Born in 1916 in the prosperous Berlin suburb of Dahlem, Elisabeth Noelle was proud of her family. Her father was a lawyer who founded the film company, Tobis-Filmgesellschaft. On her mother's side, her grandfather, Fritz Schaper, was a sculptor known for his statues of Goethe, Lessing, Luther and Krupp. After early schooling in Berlin, Elisabeth attended the famous Schloss Salem School, completing her matriculation in Göttingen, in 1935. She went on to study philosophy, history, journalism and American studies at the universities of Berlin, Königsberg and Munich. An exchange student award took her to the University of Missouri, from 1937 to 1938, where she worked hard to learn the methods of George Gallup. She returned to Germany via Japan and China. In 1940 she was awarded a doctorate for a dissertation on public opinion research in the US.

Although she was later to claim she was never a Nazi, in 1940, she worked briefly for the notorious Nazi weekly, Das Reich, which on 8 June 1941, published her article "Who informs America?" She insisted it was the Jews. Whether she was advised to write something of the sort to get into the media controlled by the Minister of Propaganda, Dr Joseph Goebbels, was never explained. She was, in any case, unable to take up an offer of work from Goebbels due to illness.

Noelle then found employment with the Frankfurter Zeitung, until it was banned in 1943. Just before the Soviet Army occupied Berlin in May 1945 she joined the flood of refugees to the west, finding sanctuary in the small town of Allensbach on Lake Constance.

The war over, she had to decide what to do. Luckily a French colonel assigned to the occupation came to her aid. He had stumbled on her dissertation and thought she could be useful in measuring German public opinion, of which all three western powers were anxious to keep abreast. With her new husband, Erich Peter Neumann – who, after working for the pacifist Die Weltbühne before the Nazi takeover in 1933, joined the Nazi party and held a leading position on Das Reich – she established the first opinion-polling body in Germany.

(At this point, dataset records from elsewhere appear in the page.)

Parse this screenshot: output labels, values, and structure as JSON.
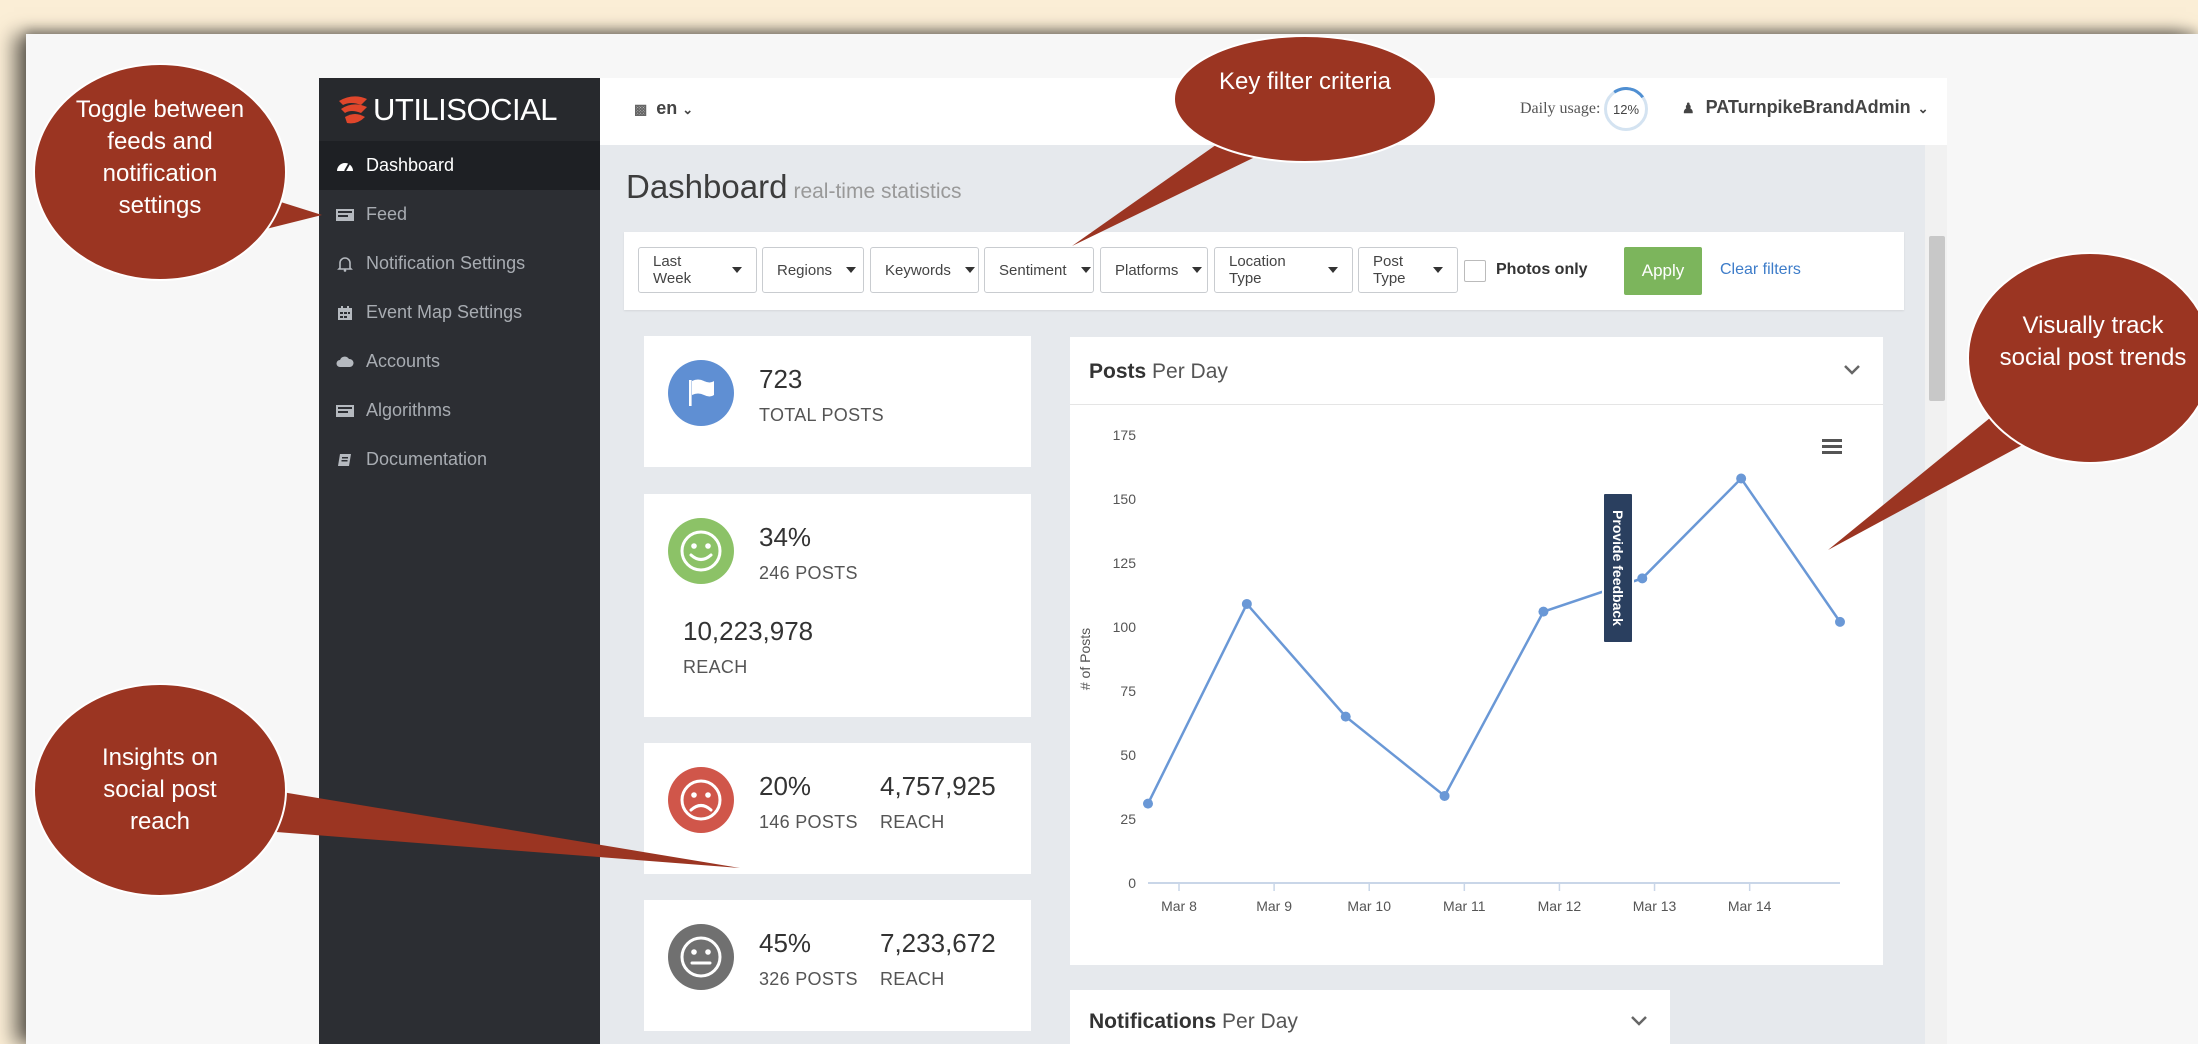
{
  "app": {
    "logo_text": "UTILISOCIAL",
    "language": "en",
    "daily_usage_label": "Daily usage:",
    "daily_usage_value": "12%",
    "user": "PATurnpikeBrandAdmin"
  },
  "sidebar": {
    "items": [
      {
        "label": "Dashboard",
        "icon": "dashboard-icon",
        "active": true
      },
      {
        "label": "Feed",
        "icon": "feed-icon"
      },
      {
        "label": "Notification Settings",
        "icon": "bell-icon"
      },
      {
        "label": "Event Map Settings",
        "icon": "calendar-icon"
      },
      {
        "label": "Accounts",
        "icon": "cloud-icon"
      },
      {
        "label": "Algorithms",
        "icon": "list-icon"
      },
      {
        "label": "Documentation",
        "icon": "book-icon"
      }
    ]
  },
  "page": {
    "title": "Dashboard",
    "subtitle": "real-time statistics"
  },
  "filters": {
    "dropdowns": [
      "Last Week",
      "Regions",
      "Keywords",
      "Sentiment",
      "Platforms",
      "Location Type",
      "Post Type"
    ],
    "photos_only": "Photos only",
    "apply": "Apply",
    "clear": "Clear filters"
  },
  "stats": {
    "total": {
      "value": "723",
      "label": "TOTAL POSTS"
    },
    "positive": {
      "percent": "34%",
      "posts": "246 POSTS",
      "reach": "10,223,978",
      "reach_label": "REACH"
    },
    "negative": {
      "percent": "20%",
      "posts": "146 POSTS",
      "reach": "4,757,925",
      "reach_label": "REACH"
    },
    "neutral": {
      "percent": "45%",
      "posts": "326 POSTS",
      "reach": "7,233,672",
      "reach_label": "REACH"
    }
  },
  "posts_panel": {
    "title_bold": "Posts",
    "title_rest": "Per Day"
  },
  "notifications_panel": {
    "title_bold": "Notifications",
    "title_rest": "Per Day"
  },
  "feedback_tab": "Provide feedback",
  "callouts": {
    "toggle": "Toggle between feeds and notification settings",
    "filter": "Key filter criteria",
    "trend": "Visually track social post trends",
    "reach": "Insights on social post reach"
  },
  "colors": {
    "callout": "#9b3522",
    "sidebar": "#2c2e33",
    "apply": "#7cb55c",
    "line": "#6a98d6",
    "positive": "#8cc267",
    "negative": "#d0564a",
    "neutral": "#707070",
    "total": "#5f8fd3"
  },
  "chart_data": {
    "type": "line",
    "categories": [
      "Mar 8",
      "Mar 9",
      "Mar 10",
      "Mar 11",
      "Mar 12",
      "Mar 13",
      "Mar 14"
    ],
    "x": [
      0,
      1,
      2,
      3,
      4,
      5,
      6,
      7
    ],
    "series": [
      {
        "values": [
          31,
          109,
          65,
          34,
          106,
          119,
          158,
          102
        ]
      }
    ],
    "ylabel": "# of Posts",
    "ylim": [
      0,
      175
    ],
    "yticks": [
      0,
      25,
      50,
      75,
      100,
      125,
      150,
      175
    ]
  }
}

She was now Noelle-Neumann and Erich worked hard to bring success to both of them. He joined the Christian Democratic Union (CDU), the party backed by the Americans, the Catholic Church and much of business. Later he served as a CDU member of the federal parliament, from 1961 to 1965. Elisabeth, who had taken tea with Hitler, was soon having tea with Konrad Adenauer, West Germany's leader. She probably took tea and more with all West German Chancellors and had a particularly close relationship with Helmut Kohl, the Chancellor from 1982 to 1998.

Her detractors regarded her as a tame CDU researcher. However, by the time Kohl hit the headlines her Institut für Demoskopie Allensbach played a leading role not only in political research but also in commercial market research. Noelle-Neumann also branched out in other directions: she held a chair at the University of Mainz from 1964 to 1983, while from 1978 to 1980 she was President of the World Association for Public Opinion Research, which she helped to found.

Noelle-Neumann published a number of works but was best known for Die Schweigespirale: Öffentliche Meinung – unsere soziale Haut (The Spiral of Silence: Public Opinion - Our Social Skin), which described why individuals in the minority on a particular issue might be unwilling to speak out, and as fewer in the minority speak out, a spiral occurs, and minority viewpoints disappear. Fear of isolation is a key motivation for some not to speak out, she believed, and she also posited a "quasi-statistical organ" that suggested people are constantly monitoring the climate of opinion.

Noelle-Neumann received a number of awards including the Order of Merit of the Federal Republic of Germany in 1976.

Asked in 2006 whether she was afraid of death, she replied, "Truthfully, no. I sometimes think with a certain joy about my next life."

Elisabeth Noelle, political scientist: born Berlin 19 December 1916; married 1946 Erich Peter Neumann (died 1973), 1979 Heinz Maier-Leibnitz (died 2000); died Allensbach, Germany 25 March 2010.